Plasmid-mediated AmpC β-lactamases were detected in 13 (32.5%) out of 40 isolates by PCR. Only eight (61.5%) out of 13 PCR-positive isolates were cefoxitin resistant with a sensitivity of 61.5%, a specificity of 66.7% and week agreement between the results of both tests (kappa=0.261). Eight (61.5%) out of 13 PCR-positive isolates were positive by CC-DD test with more specificity (81.5%) than sensitivity (61.5%) and fair agreement between the results of both tests (kappa=0.430), while five (38.5%) out of 13 PCR-positive isolates were positive by CC-DDS test with less sensitivity (38.5%) than specificity of 77.8% and poor agreement between the results of both tests (kappa=0.169). One (7.7%) out of 13 PCR-positive isolates were positive by CIAT with lower sensitivity (7.7%), higher specificity (96.3%) and poor agreement between results of both tests (kappa=0.051). Two (15.4%) out of 13 PCR-positive isolates were positive by FOX-CTX antagonism test with lower sensitivity (15.4%), higher specificity (88.9%) and poor agreement between the results of both tests (kappa=0.051). Eight (61.5%) out of 13 PCR-positive isolates were only AmpC producers and five (38.5%) out of 13 PCR-positive isolates were ESBL/AmpC co-producers.
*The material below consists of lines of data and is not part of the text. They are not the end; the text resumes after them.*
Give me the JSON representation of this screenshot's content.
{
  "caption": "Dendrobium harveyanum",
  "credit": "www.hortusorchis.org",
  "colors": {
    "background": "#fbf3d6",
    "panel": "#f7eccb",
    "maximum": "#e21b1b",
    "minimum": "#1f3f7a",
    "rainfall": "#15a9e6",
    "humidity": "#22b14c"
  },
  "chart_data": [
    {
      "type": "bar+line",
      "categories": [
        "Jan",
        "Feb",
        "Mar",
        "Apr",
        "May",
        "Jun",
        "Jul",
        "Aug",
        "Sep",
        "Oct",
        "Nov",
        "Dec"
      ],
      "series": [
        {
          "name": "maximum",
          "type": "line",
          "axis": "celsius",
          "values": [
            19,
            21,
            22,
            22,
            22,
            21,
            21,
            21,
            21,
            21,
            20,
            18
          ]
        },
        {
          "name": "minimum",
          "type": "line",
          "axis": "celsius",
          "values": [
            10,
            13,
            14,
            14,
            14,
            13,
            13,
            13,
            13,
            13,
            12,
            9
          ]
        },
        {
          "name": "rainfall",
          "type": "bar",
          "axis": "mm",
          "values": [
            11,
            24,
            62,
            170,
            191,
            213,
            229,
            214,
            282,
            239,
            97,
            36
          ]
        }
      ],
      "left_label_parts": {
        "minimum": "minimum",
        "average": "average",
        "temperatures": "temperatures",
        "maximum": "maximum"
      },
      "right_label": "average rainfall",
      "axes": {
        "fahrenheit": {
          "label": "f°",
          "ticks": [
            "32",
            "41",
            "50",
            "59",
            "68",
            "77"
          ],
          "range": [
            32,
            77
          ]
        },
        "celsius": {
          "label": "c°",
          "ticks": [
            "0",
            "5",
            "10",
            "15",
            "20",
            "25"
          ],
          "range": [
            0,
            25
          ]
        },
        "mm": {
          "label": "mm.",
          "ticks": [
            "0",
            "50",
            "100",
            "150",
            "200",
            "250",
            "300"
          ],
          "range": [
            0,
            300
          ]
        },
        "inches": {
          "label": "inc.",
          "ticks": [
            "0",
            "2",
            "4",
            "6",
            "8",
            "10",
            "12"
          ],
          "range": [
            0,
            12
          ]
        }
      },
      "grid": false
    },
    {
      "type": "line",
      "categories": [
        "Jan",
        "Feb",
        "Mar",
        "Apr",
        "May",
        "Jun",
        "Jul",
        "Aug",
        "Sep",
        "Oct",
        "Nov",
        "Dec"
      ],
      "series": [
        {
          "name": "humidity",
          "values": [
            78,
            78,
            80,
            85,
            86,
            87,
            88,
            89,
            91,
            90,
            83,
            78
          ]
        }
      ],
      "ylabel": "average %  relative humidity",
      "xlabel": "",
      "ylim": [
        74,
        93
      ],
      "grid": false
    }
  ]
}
Plasmid-mediated AmpC genes were detected in 13 (32.5%) out of 40 isolates by Multiplex-PCR using family-specific primers. Eight (61.5%) out of 13 PCR-positive isolates have the blaMOX gene, nine (69.2%) out of 13 PCR-positive isolates have the blaCIT gene, five (38.5%) out of 13 PCR-positive isolates have the blaFOX gene, five (38.5%) out of 13 PCR-positive isolates have the blaACC gene, one (7.7%) out of 13 PCR-positive isolates has the blaEBC gene and one (7.7%) out of 13 PCR-positive isolates has the blaDHA gene.